7.1 Intuition and Simplified Example
Overview
- Interaction here is defined as the deviation from additivity.
- Effects of a given feature depend on other features
- In this chapter, we focus on pairwise interactions, but can extend to higher order interactions
Simplified Data Example
For illustrative purposes, create 2-way table using Titanic Dataset:
- Limit to male subpopulation
- Bifurcate Age variable into “Boys (0-16)” and “Adults (>16)” categories
- Simplify Class into “2nd” class and “other” levels
Table 7.1: Proportion of Male Survivors on Titanic
| Class | Boys (0-16) | Adults (>16) | Total |
|---|---|---|---|
| 2nd | 11/12 = 91.7% | 13/166 = 7.8% | 24/178 = 13.5% |
| other | 22/69 = 31.9% | 306/1469 = 20.8% | 328/1538 = 21.3% |
| Total | 33/81 = 40.7% | 319/1635 = 19.5% | 352/1716 = 20.5% |
Explain Survival Probability for Boys in 2nd Class
Additive Explanation 1
- Marginal survival probability for 2nd class is 13.5%, so additive effect of class for this instance is -7% (13.5% - 20.5%) from mean.

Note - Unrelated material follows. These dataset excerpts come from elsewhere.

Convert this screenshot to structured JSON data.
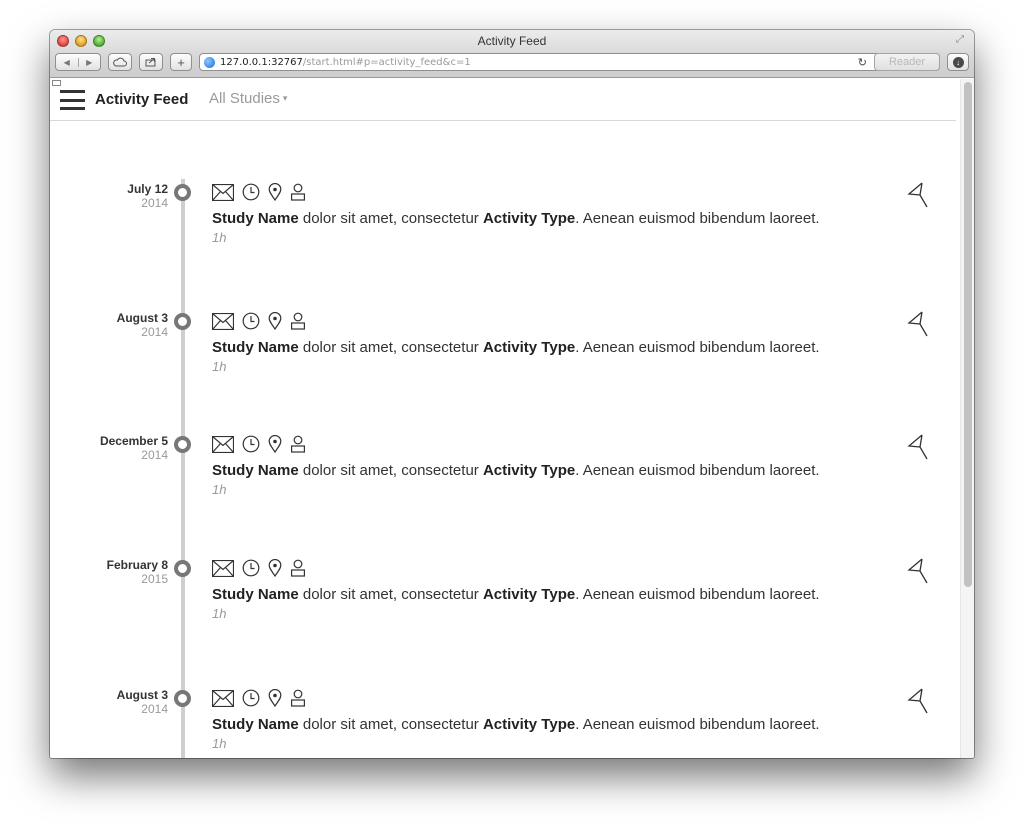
{
  "browser": {
    "window_title": "Activity Feed",
    "url_host": "127.0.0.1:32767",
    "url_path": "/start.html#p=activity_feed&c=1",
    "reader_label": "Reader",
    "reload_glyph": "↻",
    "new_tab_glyph": "+"
  },
  "header": {
    "title": "Activity Feed",
    "filter_label": "All Studies",
    "filter_caret": "▾"
  },
  "feed": [
    {
      "day": "July 12",
      "year": "2014",
      "study": "Study Name",
      "text_mid": " dolor sit amet, consectetur ",
      "activity": "Activity Type",
      "text_end": ". Aenean euismod bibendum laoreet.",
      "elapsed": "1h"
    },
    {
      "day": "August 3",
      "year": "2014",
      "study": "Study Name",
      "text_mid": " dolor sit amet, consectetur ",
      "activity": "Activity Type",
      "text_end": ". Aenean euismod bibendum laoreet.",
      "elapsed": "1h"
    },
    {
      "day": "December 5",
      "year": "2014",
      "study": "Study Name",
      "text_mid": " dolor sit amet, consectetur ",
      "activity": "Activity Type",
      "text_end": ". Aenean euismod bibendum laoreet.",
      "elapsed": "1h"
    },
    {
      "day": "February 8",
      "year": "2015",
      "study": "Study Name",
      "text_mid": " dolor sit amet, consectetur ",
      "activity": "Activity Type",
      "text_end": ". Aenean euismod bibendum laoreet.",
      "elapsed": "1h"
    },
    {
      "day": "August 3",
      "year": "2014",
      "study": "Study Name",
      "text_mid": " dolor sit amet, consectetur ",
      "activity": "Activity Type",
      "text_end": ". Aenean euismod bibendum laoreet.",
      "elapsed": "1h"
    }
  ],
  "icons": [
    "envelope-icon",
    "clock-icon",
    "map-pin-icon",
    "person-icon",
    "flag-icon"
  ],
  "colors": {
    "timeline": "#cfcfcf",
    "node": "#777777",
    "muted": "#999999"
  }
}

- Survival probability for boys in 2nd class is 91.7%, so additive effect of boys is 78.2% (91.7% - 13.5%)
Additive Explanation 2
- Probability of survival for boys is 40.7%, so additive effect of boys from the mean is 20.2% (40.7% - 20.5%)
- 2nd class survival chance for boys is 91.7%. Therefore, the 2nd class additive effect is 51% (91.7% - 40.7%)
Interaction Explanation
- Additive explanations give different effects depending on order due to interaction
- In other words, class depends on age and vice versa
- Calculate Interaction effect
- Calculate contribution of 2nd class/Boys together: (91.7% - 20.5% = 71.2%)
- Subtract individual variable contributions to calculate net interaction effect: (71.2% - (-7%) - 20.2%), or 58%,
- If there were no interaction effects, the probability of survival could be calculated the mean be the mean survival rate + individual variable effects (i.e., 20.5% -7% + 20.2% = 33.7%). However, this is incorrect here due to the presence of the class/age interaction.